Eis que, portanto, os princípios que norteiam o trâmite processual devem necessariamente ser aplicados sob a exegese da Constituição da República, ou porque são por ela instituídos ou porque devem ser por ela corroborados.
É no artigo 5º, inciso XXXV, que a Constituição coloca no ordenamento um princípio basilar do processo e, em maiores escalas, da democracia: o acesso à justiça, que se passa a analisar.
1.2 BASES HISTÓRICAS DO PRINCÍPIO DO ACESSO À JUSTIÇA
Para os estudiosos da ciência jurídica, o tema do acesso à justiça parece inesgotável. Se, em tempos atuais, ele aparece intimamente ligado a discussões relativas à sociedade moderna e ao papel que o Poder Judiciário nela assume, é bem verdade que sua origem nas leis dos homens remonta a épocas mais longínquas.
Paulo Cezar Carneiro (2007, p. 3-61) disserta que, já no Código de Hamurabi, havia inquietação pela proteção dos fracos e oprimidos, sendo estes incentivados a buscar a justiça do soberano – em que pese o acesso, à época, ser ainda privilegiado e restrito àqueles que comungavam da mesma crença na figura do soberano.
Destarte, nas palavras de Márcio Carvalho Faria (2010, p. 372-373):
Foi somente, portanto, com a superação da figura do mito que, na Grécia Antiga, por notória influência de Aristóteles, começou-se a pensar em isonomia, em direitos iguais, em equidade na aplicação da lei aos cidadãos (o que, ainda, não significa à totalidade das pessoas, infelizmente). É daí, aliás, que surgem os primeiros passos para o que hoje se entende por teoria da justiça, sendo Atenas o berço da assistência judiciária gratuita, havendo, anualmente, a nomeação de 10 advogados para prestar assistência jurídica àqueles considerados carentes.

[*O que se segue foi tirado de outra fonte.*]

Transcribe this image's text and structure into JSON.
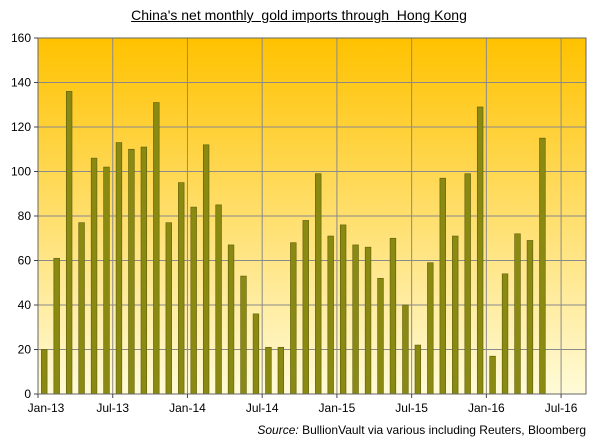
{
  "chart_data": {
    "type": "bar",
    "title": "China's net monthly  gold imports through  Hong Kong",
    "xlabel": "",
    "ylabel": "",
    "ylim": [
      0,
      160
    ],
    "yticks": [
      0,
      20,
      40,
      60,
      80,
      100,
      120,
      140,
      160
    ],
    "x_tick_labels": [
      "Jan-13",
      "Jul-13",
      "Jan-14",
      "Jul-14",
      "Jan-15",
      "Jul-15",
      "Jan-16",
      "Jul-16"
    ],
    "x_range": [
      "Jan-13",
      "Aug-16"
    ],
    "grid": true,
    "categories": [
      "Jan-13",
      "Feb-13",
      "Mar-13",
      "Apr-13",
      "May-13",
      "Jun-13",
      "Jul-13",
      "Aug-13",
      "Sep-13",
      "Oct-13",
      "Nov-13",
      "Dec-13",
      "Jan-14",
      "Feb-14",
      "Mar-14",
      "Apr-14",
      "May-14",
      "Jun-14",
      "Jul-14",
      "Aug-14",
      "Sep-14",
      "Oct-14",
      "Nov-14",
      "Dec-14",
      "Jan-15",
      "Feb-15",
      "Mar-15",
      "Apr-15",
      "May-15",
      "Jun-15",
      "Jul-15",
      "Aug-15",
      "Sep-15",
      "Oct-15",
      "Nov-15",
      "Dec-15",
      "Jan-16",
      "Feb-16",
      "Mar-16",
      "Apr-16",
      "May-16"
    ],
    "values": [
      20,
      61,
      136,
      77,
      106,
      102,
      113,
      110,
      111,
      131,
      77,
      95,
      84,
      112,
      85,
      67,
      53,
      36,
      21,
      21,
      68,
      78,
      99,
      71,
      76,
      67,
      66,
      52,
      70,
      40,
      22,
      59,
      97,
      71,
      99,
      129,
      17,
      54,
      72,
      69,
      115
    ],
    "colors": {
      "bar": "#8a8a12",
      "bar_edge": "#5c5c08",
      "plot_top": "#ffc200",
      "plot_bottom": "#fffbd8",
      "grid": "#8a8a8a"
    }
  },
  "source": {
    "label": "Source:",
    "text": " BullionVault via various including Reuters, Bloomberg"
  }
}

Tempos depois, o pensamento grego reverbera em Roma, onde se verificou um acelerado desenvolvimento do que hoje entendemos por jurisdição. Ali nasceram conceitos mui caros atualmente, como os do patrocínio em juízo e da necessidade da presença do advogado a permitir o equilíbrio das partes em litígio, e que posteriormente foram incorporadas ao Código de Justiniano.
É exatamente nesse momento que a autotutela perde força para a heterocomposição realizada pelo Estado (pretor), vez que a prestada pelo sacerdote já não mais atendia aos interesses dos cidadãos. Era o início da jurisdição.
Também ao período medieval, a evolução do “acesso à justiça” permanece e evolui, mais precisamente entre os séculos IV e V, até o início do pensamento moderno, com o Renascimento, nos séculos XV e XVI, sendo marcante a influência da religião e, principalmente, do cristianismo, chegando-se a falar em uma ordem jurídica pluralista, na qual conviviam o direito canônico, o direito comum temporal e os direitos próprios.
Eis que, em 1215, diante das desavenças crescentes entre os senhores feudais e o rei, João Sem Terra assinou a Magna Carta da Liberdade, e o princípio do acesso à justiça era esboçado. “A ninguém venderemos nem negaremos ou retardaremos o direito ou a justiça”, dizia.
A Revolução Francesa, a seu turno, trouxe ao mundo a ideia de liberdade burguesa, de abstenção estatal – colocando, por óbvio, o Poder Judiciário afastado da sociedade. Pregava-se o livre mercado, que, por si, regularia as relações dele decorrentes. O modo de solução de conflitos acompanhava o pensamento marcadamente individualista, caracterizador da época, e o acesso à justiça era um direito meramente formal de o cidadão propor uma ação, ou nela se defender.
Elucida Luiz Guilherme Marinoni (2009, p. 184) que, na época dos Estados liberais burgueses, o direito de ação era entendido apenas como o direito formal de propô-la. E explica: “bastava se proclamar o direito de ir a juízo, pouco importando se o titular do direito material lesado pudesse realmente usufruir do direito de ação.”
Sobre o tema, bem afirmaram Mauro Cappelletti e Bryant Garth, traduzidos por Ellen Gracie Northfleet: “a justiça, como outros bens no sistema do 'laissezfaire', só podia ser obtida por aqueles que pudessem arcar com seus custos” (CAPPELLETTI; GARTH, 1988, p. 04).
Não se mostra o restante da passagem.